パッチギ!去年のはじめから、おもしろい! と感じる新作映画は『イノセンス』『下妻物語』『LOVERS』『笑の大学』『カンフーハッスル』ほか、どれも、やりすぎ感があるものばかりだけど、『パッチギ ! プレミアム・エディション [DVD]*1もそうでした。でもそのやりすぎはどれも、映画の展開や興を削ぐようなやりすぎじゃなく、このやりすぎがこの作品を映画にしてる、タランティーノ映画のやりすぎ感にもあるような、重大要素。

で、この映画のその重要なやりすぎ部分であるケンカのシーンは、さすがケンカ映画だらけの井筒監督のキャリアの成果。ほんと冒頭のシーンもクライマックスのシーンも、タランティーノに見せてあげたい!
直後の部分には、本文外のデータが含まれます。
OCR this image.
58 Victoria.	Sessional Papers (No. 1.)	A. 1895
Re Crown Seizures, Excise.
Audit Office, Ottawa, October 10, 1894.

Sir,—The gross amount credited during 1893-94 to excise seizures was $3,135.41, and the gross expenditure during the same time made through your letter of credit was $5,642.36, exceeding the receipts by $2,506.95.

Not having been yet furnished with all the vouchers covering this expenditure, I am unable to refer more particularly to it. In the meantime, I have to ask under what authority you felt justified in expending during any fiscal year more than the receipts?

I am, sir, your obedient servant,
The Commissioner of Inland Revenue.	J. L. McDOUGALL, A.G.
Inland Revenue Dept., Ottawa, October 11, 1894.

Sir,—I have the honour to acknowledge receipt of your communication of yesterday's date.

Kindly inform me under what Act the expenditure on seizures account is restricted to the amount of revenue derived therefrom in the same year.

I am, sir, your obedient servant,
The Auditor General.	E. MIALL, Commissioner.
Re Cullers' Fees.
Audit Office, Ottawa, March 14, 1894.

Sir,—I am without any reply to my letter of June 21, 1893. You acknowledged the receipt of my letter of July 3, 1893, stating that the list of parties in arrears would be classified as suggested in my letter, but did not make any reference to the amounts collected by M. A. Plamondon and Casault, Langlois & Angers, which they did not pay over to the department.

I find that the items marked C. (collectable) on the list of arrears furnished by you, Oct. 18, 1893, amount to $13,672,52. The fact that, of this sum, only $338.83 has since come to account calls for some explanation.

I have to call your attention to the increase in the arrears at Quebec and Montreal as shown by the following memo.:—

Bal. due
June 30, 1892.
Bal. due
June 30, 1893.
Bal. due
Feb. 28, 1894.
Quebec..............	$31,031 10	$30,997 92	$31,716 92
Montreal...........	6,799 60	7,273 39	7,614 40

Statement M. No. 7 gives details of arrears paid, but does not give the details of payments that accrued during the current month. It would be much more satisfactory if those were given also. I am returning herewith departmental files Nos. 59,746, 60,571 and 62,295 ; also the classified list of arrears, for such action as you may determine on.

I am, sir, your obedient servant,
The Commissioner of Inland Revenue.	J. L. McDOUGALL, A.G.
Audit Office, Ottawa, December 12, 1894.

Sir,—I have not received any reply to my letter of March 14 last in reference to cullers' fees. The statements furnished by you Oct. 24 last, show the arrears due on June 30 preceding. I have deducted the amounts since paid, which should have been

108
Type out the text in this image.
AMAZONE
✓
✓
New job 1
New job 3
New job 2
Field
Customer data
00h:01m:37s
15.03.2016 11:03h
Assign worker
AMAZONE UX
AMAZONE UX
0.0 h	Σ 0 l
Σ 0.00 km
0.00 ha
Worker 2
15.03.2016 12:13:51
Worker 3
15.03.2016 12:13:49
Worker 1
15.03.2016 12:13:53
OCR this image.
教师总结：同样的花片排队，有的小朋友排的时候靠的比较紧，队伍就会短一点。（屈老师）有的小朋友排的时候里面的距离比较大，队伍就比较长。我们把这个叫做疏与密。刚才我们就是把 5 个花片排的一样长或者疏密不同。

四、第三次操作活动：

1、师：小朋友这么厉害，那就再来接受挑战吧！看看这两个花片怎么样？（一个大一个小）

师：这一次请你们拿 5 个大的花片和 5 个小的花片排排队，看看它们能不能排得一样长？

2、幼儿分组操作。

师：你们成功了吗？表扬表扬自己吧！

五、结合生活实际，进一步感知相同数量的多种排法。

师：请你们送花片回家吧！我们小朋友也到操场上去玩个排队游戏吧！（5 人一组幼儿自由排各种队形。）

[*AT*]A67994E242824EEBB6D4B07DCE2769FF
さいきんトシのせいか涙もろいので、モチーフ的に『クレヨンしんちゃん 嵐を呼ぶモーレツ!オトナ帝国の逆襲 』のときのように泣いてしまうにちがいない、とタオルハンカチを持っていったのに、そんなヒマなく、映画監督の目論見どおりであろう、緊張と弛緩、そして興奮のワルツに踊らされました。

それぞれがそれぞれの場所に、それぞれのすべきことを抱えて走るクライマックスは、『下妻物語』のウィンナーワルツの流れるクライマックスに並べたい興奮。『下妻』がおとぎ話99%に現実を1%落とすことで成立しているのに対して、『パッチギ!』は現実90%に夢を10%mixすることでできあがっているという違いはあるけどね。

泣くヒマがなかった原因のひとつは、このやりすぎ感が原因だけど、もう一つは過去の映画なのに懐古してないところ。思い入れでべたべたしてないのです。もちろん、わたしが「日本人」で、そしてたぶん、主人公よりはほんの少しだけ、「在日」の意味するところを知っているだけに、葬儀の場面で悲しみを共有することができず、いたたまれなくなるという緊張を、スクリーンを超えて主人公と共有することになる場面も関係しているわけだけど。

でもそんな緊張をうち破るのはやっぱり美少女と音楽。興奮と緊張、そしてまた興奮のあとの弛緩、そしてまた小さな興奮、それから大中小さまざまな笑い、笑い、笑いでエンドロールへ。

それにしても、沢尻エリカ、かわいい。江口寿史の描く美少女そっくりで。エリカっていう芸名は、わざとなの?*2 と思うくらい!